«Io, ex guardasigilli beffato dalla giustizia»

La sentenza gli dà ragione, ma resta lì. In un cassetto. Ed è lo stesso giudice a consigliare all’ex guardasigilli Roberto Castelli di farla eseguire a sue spese. Poi, si vedrà come recuperare i soldi. «Non sapevo che il nostro sistema funzionasse così», spiega sconsolato l’ex ministro della Giustizia. Impotente davanti alle barricate alzate dall’Unità. La vittoria è virtuale.
Capita che il quotidiano, allora diretto da Furio Colombo e oggi da Concita De Gregorio, pubblichi il 18 marzo 2003 un articolo assai ghiotto. Si ipotizza che lo spensierato Castelli porti a sbafo amici e parenti in Sardegna, sulla spiaggia di Is Arenas. Peccato che la notizia traballi. Non sta in piedi. È falsa. Può essere un incidente di percorso, diventa una guerra. Castelli, infuriato, querela, giusto tre anni fa il tribunale di Roma riconosce che ha ragione. L’Unità viene condannata. Attenzione. Il magistrato non assegna neanche un euro a Castelli, ma stabilisce che sarà risarcito con la pubblicità: la sentenza che gli restituisce l’onorabilità dovrà essere pubblicata non una ma tre volte. Su Unità, Corriere della sera, La Repubblica.
Semplice, no? Non proprio, perché L’Unità le prova, tutte, ma proprie tutte per bloccare il verdetto. Anzitutto, chiede quella che tecnicamente si chiama la sospensione dell’esecutività. Ovvero, parcheggiare nel freezer la sentenza fino ad una successiva pronuncia. Un po’ come è accaduto recentemente per il Lodo Mondadori: per ora la Fininvest non deve dare alla Cir di Carlo De Benedetti i 750 milioni di euro stabiliti dal giudice Raimondo Mesiano. Ma a Roma le cose vanno diversamente. Anzi, la corte d’appello specifica che «la pubblicazione della sentenza non sembra comportare un ingiustificato aggravio per il condannato, atteso che, per la nota autorevolezza de L’Unità, deve presumersi che la falsa notizia si sia diffusa come attendibile oltre la cerchia dei suoi lettori».

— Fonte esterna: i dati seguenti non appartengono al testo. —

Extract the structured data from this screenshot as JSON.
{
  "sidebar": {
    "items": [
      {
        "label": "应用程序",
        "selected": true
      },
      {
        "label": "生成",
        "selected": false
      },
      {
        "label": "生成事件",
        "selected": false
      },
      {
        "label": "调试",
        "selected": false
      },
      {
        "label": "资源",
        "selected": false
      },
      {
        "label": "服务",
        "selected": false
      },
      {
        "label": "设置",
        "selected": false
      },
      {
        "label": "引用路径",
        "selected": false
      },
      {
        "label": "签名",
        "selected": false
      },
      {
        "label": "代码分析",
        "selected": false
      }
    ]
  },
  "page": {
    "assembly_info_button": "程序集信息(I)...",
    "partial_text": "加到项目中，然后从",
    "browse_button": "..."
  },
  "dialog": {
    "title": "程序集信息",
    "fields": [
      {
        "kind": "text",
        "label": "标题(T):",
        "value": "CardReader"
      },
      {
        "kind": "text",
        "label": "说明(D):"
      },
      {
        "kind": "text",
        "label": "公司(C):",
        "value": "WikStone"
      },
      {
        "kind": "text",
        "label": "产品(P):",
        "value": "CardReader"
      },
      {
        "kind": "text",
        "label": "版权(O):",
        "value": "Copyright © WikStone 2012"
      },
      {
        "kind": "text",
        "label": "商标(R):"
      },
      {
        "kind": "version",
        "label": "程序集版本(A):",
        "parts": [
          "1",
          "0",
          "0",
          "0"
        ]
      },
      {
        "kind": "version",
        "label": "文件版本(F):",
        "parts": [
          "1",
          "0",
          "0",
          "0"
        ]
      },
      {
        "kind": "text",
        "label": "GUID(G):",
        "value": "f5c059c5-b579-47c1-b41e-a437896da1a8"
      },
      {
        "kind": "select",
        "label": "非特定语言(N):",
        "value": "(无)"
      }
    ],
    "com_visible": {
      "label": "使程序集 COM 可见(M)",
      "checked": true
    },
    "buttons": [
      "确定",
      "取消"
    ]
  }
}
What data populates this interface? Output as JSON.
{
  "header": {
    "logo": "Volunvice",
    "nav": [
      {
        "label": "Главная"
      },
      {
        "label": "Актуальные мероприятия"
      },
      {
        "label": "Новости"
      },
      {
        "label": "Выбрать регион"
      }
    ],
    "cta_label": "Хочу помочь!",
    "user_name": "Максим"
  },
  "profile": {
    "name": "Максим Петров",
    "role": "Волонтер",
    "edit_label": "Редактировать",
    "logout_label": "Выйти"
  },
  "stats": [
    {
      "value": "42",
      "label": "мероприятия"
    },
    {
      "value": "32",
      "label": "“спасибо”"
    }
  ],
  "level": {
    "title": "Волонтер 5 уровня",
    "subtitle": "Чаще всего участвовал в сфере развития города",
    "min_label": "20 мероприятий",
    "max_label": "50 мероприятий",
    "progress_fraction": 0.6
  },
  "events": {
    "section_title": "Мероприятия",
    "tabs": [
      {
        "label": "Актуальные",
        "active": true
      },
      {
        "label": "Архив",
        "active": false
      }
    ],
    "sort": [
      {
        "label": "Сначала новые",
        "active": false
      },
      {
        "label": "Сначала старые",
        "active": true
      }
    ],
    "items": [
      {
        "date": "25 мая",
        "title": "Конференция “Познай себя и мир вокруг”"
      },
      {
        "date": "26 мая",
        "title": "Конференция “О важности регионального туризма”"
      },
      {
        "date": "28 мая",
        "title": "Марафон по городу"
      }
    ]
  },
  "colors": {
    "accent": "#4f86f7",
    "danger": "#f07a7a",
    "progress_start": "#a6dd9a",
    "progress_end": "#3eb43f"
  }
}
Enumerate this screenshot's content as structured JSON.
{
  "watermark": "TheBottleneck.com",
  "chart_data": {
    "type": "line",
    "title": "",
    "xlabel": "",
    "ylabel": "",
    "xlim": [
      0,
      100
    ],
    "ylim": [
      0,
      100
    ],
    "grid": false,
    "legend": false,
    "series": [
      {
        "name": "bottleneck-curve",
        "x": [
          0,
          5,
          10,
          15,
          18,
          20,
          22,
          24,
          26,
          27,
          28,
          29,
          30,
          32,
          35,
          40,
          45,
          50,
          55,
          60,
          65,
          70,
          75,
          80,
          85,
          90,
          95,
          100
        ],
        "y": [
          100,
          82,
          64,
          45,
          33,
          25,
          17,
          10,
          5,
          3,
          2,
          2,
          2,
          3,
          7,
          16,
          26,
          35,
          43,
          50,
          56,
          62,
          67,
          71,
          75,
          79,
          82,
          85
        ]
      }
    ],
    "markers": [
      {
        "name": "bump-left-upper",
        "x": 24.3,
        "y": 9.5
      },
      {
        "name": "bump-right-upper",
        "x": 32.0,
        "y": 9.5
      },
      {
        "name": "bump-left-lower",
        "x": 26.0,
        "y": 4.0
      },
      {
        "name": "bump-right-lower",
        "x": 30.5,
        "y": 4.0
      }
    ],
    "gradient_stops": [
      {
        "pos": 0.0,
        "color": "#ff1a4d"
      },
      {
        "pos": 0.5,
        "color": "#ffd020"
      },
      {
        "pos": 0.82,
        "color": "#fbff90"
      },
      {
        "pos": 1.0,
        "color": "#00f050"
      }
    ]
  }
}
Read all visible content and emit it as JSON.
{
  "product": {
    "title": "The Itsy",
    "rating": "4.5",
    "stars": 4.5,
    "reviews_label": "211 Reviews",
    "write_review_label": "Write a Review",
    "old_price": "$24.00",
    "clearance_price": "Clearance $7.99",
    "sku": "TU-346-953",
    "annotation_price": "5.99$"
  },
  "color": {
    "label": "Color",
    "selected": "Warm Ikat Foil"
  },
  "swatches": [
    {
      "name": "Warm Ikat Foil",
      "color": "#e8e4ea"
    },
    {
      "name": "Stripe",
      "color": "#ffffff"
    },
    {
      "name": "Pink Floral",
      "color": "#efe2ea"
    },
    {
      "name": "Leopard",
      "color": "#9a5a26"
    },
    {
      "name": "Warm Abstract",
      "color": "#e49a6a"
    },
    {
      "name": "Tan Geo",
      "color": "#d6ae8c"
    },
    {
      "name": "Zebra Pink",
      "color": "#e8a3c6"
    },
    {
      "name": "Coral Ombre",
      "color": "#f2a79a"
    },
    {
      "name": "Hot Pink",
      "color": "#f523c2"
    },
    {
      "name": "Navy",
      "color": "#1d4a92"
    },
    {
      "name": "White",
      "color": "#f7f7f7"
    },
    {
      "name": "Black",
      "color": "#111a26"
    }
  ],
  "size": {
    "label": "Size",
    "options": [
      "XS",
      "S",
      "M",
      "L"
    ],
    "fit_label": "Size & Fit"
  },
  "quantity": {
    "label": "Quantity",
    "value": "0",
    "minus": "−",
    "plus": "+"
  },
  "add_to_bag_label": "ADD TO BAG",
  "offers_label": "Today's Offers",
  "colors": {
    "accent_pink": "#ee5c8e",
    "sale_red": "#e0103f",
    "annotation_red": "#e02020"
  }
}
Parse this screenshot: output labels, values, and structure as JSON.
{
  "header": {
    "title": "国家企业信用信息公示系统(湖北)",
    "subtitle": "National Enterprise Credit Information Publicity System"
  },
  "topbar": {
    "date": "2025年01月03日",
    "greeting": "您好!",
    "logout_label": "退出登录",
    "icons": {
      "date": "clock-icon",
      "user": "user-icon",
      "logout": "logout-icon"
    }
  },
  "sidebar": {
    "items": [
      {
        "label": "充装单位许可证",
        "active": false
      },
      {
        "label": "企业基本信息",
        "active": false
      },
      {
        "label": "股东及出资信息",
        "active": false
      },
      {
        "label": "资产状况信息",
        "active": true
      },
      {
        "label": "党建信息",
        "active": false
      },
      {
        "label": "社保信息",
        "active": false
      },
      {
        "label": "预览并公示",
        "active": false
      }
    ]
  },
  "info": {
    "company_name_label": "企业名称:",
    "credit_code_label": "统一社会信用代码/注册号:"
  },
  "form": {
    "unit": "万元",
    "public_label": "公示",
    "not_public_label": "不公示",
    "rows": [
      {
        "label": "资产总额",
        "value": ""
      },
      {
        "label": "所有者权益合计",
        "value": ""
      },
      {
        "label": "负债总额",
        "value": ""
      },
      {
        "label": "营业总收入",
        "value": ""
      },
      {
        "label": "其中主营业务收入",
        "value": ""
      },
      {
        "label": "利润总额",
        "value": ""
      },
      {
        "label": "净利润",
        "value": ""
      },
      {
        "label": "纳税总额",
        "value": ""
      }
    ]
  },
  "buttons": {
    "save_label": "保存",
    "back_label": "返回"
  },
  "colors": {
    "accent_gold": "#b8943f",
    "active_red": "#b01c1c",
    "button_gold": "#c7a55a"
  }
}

Niente da fare. L’Unità gioca allora la carta del ricorso d’ urgenza, ma anche questa volta il giudice respinge la domanda. Che fare? Pubblicare finalmente la verità che attende, addormentata, da anni? Neanche per idea. Si prova a percorrere un altro sentiero stretto: quello dell’errore materiale. Il magistrato si sarebbe sbagliato. Non dev’essere pubblicato tutto il verdetto, ma solo un estratto. Non funziona.
È invece il senatore della Lega, oggi viceministro della Infrastrutture, a uscire vittorioso dall’ennesima battaglia. Si rivolge al giudice dell’esecuzione perché il provvedimento sia finalmente applicato. Sorpresa: Castelli, assistito dall’avvocato Emanuele Squarcia, vince anche questo round, ma sempre e solo sulla carta. Perché alla fine il magistrato suggerisce al senatore di anticipare le somme necessarie alla pubblicazione, evidentemente solo su Repubblica e Corriere, del verdetto. Sarà poi l’ufficiale giudiziario a recuperare i soldi, bussando alla porta de L’Unità con un decreto ingiuntivo fra le mani.
Sono passati tre anni dalla vittoria in tribunale, sei dall’inizio della causa. L’onorabilità deve ancora essere restituita, la sentenza è lettera morta. E per sbloccarla, Castelli dovrebbe mettere mani al portafogli. Paradossale. Anzi, imbarazzante. Come certe grida manzoniane. E l’ingegner Castelli trae la sua conclusione: «La giustizia mi ha beffato».